Edit: Typo, in the last example, placeToVisit have to be a Set.

 

[Rich]

Hmm, what is "not in" ? Shouldn't there be a variable somewhere ?

Python supports an "in" operation. a in b is a boolean expression, which tests whether the value "a" is in "b", where "b" is any iteratable. It is most commonly used with "b" being a list, a set, or a dict. (For a dict, it tests the keys, so this is a way of finding out whether or not a particular key is in a dict.)

"not in" is the opposite of "in". So

1 in [place1, place2, place3, place4, place5]

builds a list with the values currently in the "place" variables, and then tests to see if there's a "1" anywhere in there.
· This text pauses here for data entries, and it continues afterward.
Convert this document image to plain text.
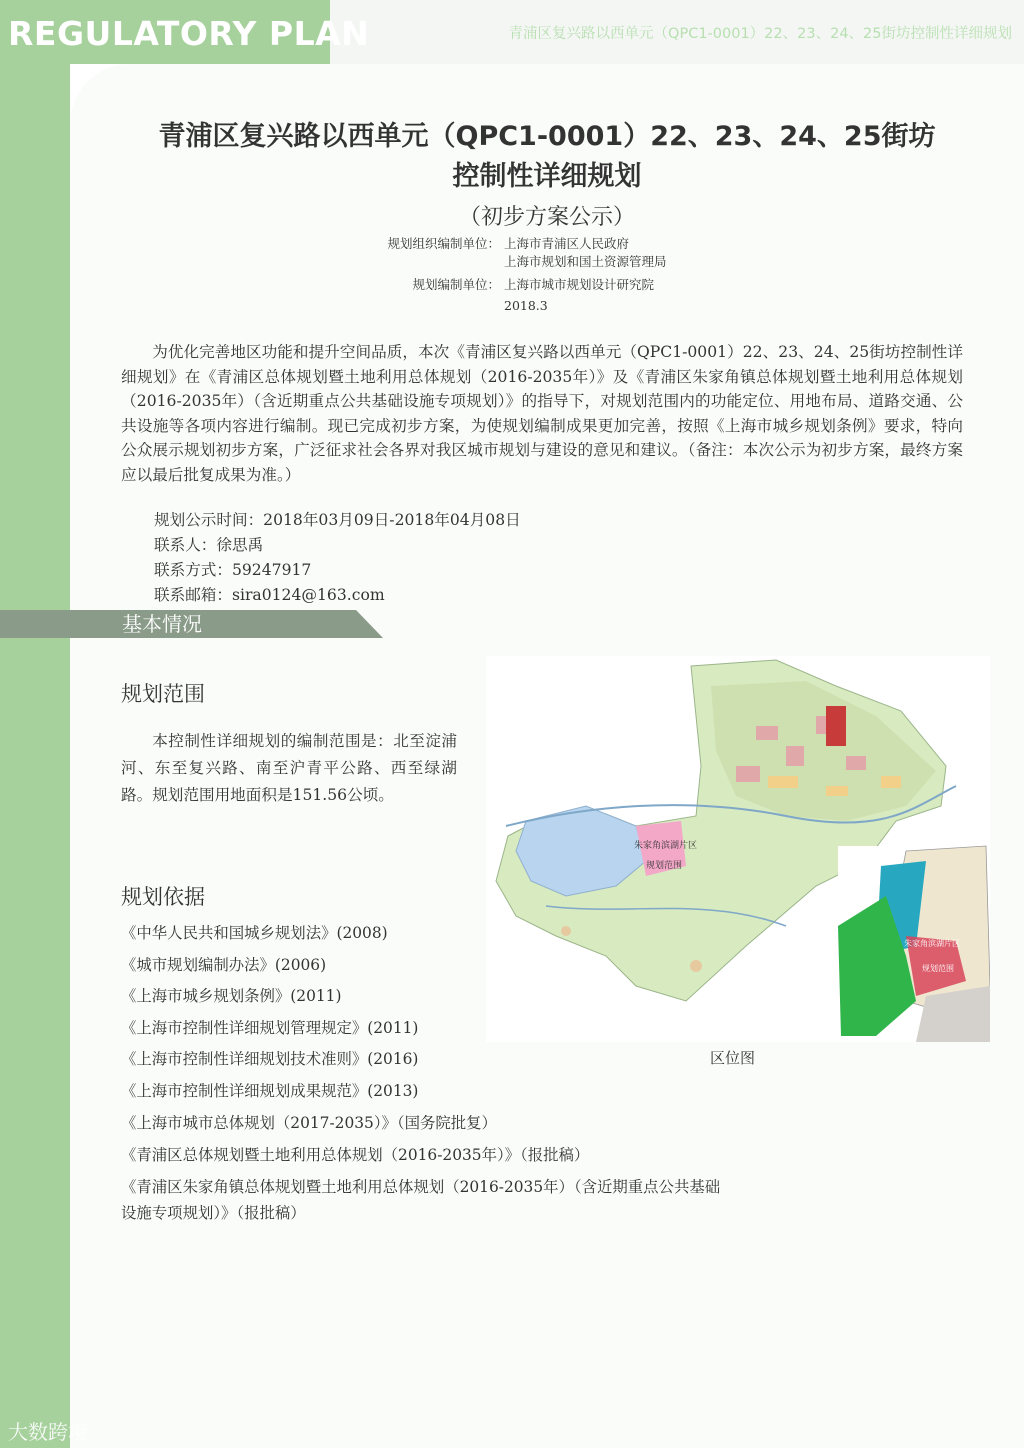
REGULATORY PLAN	青浦区复兴路以西单元（QPC1-0001）22、23、24、25街坊控制性详细规划
青浦区复兴路以西单元（QPC1-0001）22、23、24、25街坊
控制性详细规划
（初步方案公示）
规划组织编制单位： 上海市青浦区人民政府
上海市规划和国土资源管理局
规划编制单位： 上海市城市规划设计研究院
2018.3

为优化完善地区功能和提升空间品质，本次《青浦区复兴路以西单元（QPC1-0001）22、23、24、25街坊控制性详细规划》在《青浦区总体规划暨土地利用总体规划（2016-2035年）》及《青浦区朱家角镇总体规划暨土地利用总体规划（2016-2035年）（含近期重点公共基础设施专项规划）》的指导下，对规划范围内的功能定位、用地布局、道路交通、公共设施等各项内容进行编制。现已完成初步方案，为使规划编制成果更加完善，按照《上海市城乡规划条例》要求，特向公众展示规划初步方案，广泛征求社会各界对我区城市规划与建设的意见和建议。（备注：本次公示为初步方案，最终方案应以最后批复成果为准。）

规划公示时间：2018年03月09日-2018年04月08日
联系人：徐思禹
联系方式：59247917
联系邮箱：sira0124@163.com
基本情况
规划范围

本控制性详细规划的编制范围是：北至淀浦河、东至复兴路、南至沪青平公路、西至绿湖路。规划范围用地面积是151.56公顷。

规划依据

《中华人民共和国城乡规划法》(2008)

《城市规划编制办法》(2006)

《上海市城乡规划条例》(2011)

《上海市控制性详细规划管理规定》(2011)

《上海市控制性详细规划技术准则》(2016)

《上海市控制性详细规划成果规范》(2013)

《上海市城市总体规划（2017-2035）》（国务院批复）

《青浦区总体规划暨土地利用总体规划（2016-2035年）》（报批稿）

《青浦区朱家角镇总体规划暨土地利用总体规划（2016-2035年）（含近期重点公共基础设施专项规划）》（报批稿）

朱家角滨湖片区
规划范围
朱家角滨湖片区
规划范围
区位图
大数跨境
1 not in [place1, place2, place3, place4, place5]

tests for the opposite condition - that there is not a 1 anywhere in the list.

Granted, it's more common to see a in b or "some string" in b, but the value 1 is legal and works perfectly well, since the "a" part can be any legal Python expression.

 

[anne O'nymous]

Granted, it's more common to see a in b or "some string" in b, but the value 1 is legal and works perfectly well, since the "a" part can be any legal Python expression.

It's your syntax that I didn't understood, misreading it as "return 1 if a missing value is present in the given list", when it should be read as "return the fact that the value 1 is, or not, present in the given list".

Probably past too much time coding in Perl recently, I forgot that Python is a way more literal language, even in its syntax shortcuts.